Out of memory?
ulatekh opened this issue · 0 comments
I've been learning CUDA and pytorch just so that I could run this project. (Doing so has been something of a trial by fire.)
I built my own pytorch from the repo's v0.4.0 tag, and have it running (partially) on two machines, both running Fedora Core 30: one with a Quadro P2000 with 4 GB of main memory, 5 GB of video memory, using SM 6.0, CUDA 9.1, and gcc 5.1.1, and another machine with an RTX 2060 with 32 GB of main memory, 6 GB of video memory, using SM 6.0/7.0, CUDA 9.2 (10.1 had terrible build problems with pytorch 0.4.0), and gcc 6.2.1.
Both machines can run the data/bag.avi test, but when I try to run the data/Human6 test, once it gets to the inpainting part, the RTX 2060 machine gets this:
THCudaCheck FAIL file=$(PYTORCH)/aten/src/THC/generic/THCStorage.cu line=58 error=2 : out of memory
Traceback (most recent call last):
File "demo.py", line 15, in
inpaint(args)
File "$(VOM)/inpaint.py", line 96, in inpaint
inputs = to_var(inputs)
File "$(VOM)/inpainting/utils.py", line 170, in to_var
x = x.cuda()
RuntimeError: cuda runtime error (2) : out of memory at $(PYTORCH)/aten/src/THC/generic/THCStorage.cu:58
The Quadro P2000 machine fails the inpainting part of the data/Human6 test with:
ERROR: Unexpected bus error encountered in worker.

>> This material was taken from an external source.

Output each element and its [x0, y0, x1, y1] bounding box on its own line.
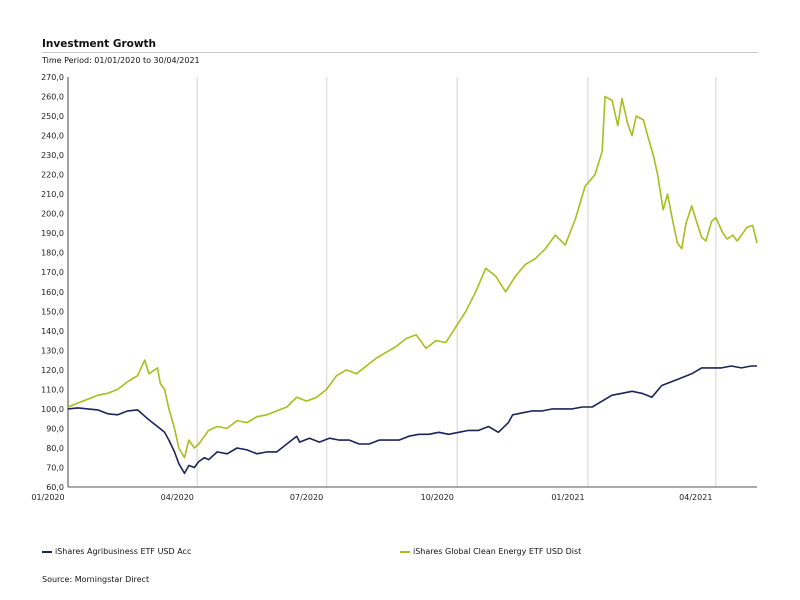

This might be caused by insufficient shared memory (shm).
Traceback (most recent call last):
File "demo.py", line 15, in
inpaint(args)
File "$(VOM)/inpaint.py", line 74, in inpaint
for seq, (inputs, masks, info) in enumerate(DTloader):
File "$(PYTORCH)/utils/data/dataloader.py", line 280, in next
idx, batch = self._get_batch()
File "$(PYTORCH)/utils/data/dataloader.py", line 259, in _get_batch
return self.data_queue.get()
File "/usr/lib64/python3.7/multiprocessing/queues.py", line 352, in get
res = self._reader.recv_bytes()
File "/usr/lib64/python3.7/multiprocessing/connection.py", line 216, in recv_bytes
buf = self._recv_bytes(maxlength)
File "/usr/lib64/python3.7/multiprocessing/connection.py", line 407, in _recv_bytes
buf = self._recv(4)
File "/usr/lib64/python3.7/multiprocessing/connection.py", line 379, in _recv
chunk = read(handle, remaining)
File "$(PYTORCH)/utils/data/dataloader.py", line 178, in handler
_error_if_any_worker_fails()
RuntimeError: DataLoader worker (pid
Insufficient RAM, I guess? Any insight into what part is so memory-intensive, and what could be done about it?
Assuming these problems are surmountable...do you know if the algorithm is amenable to removing something that doesn't appear in the first frame, and that fades in/out? My first intended project is to remove the credit text from this video.
Thank you for any insights into these issues!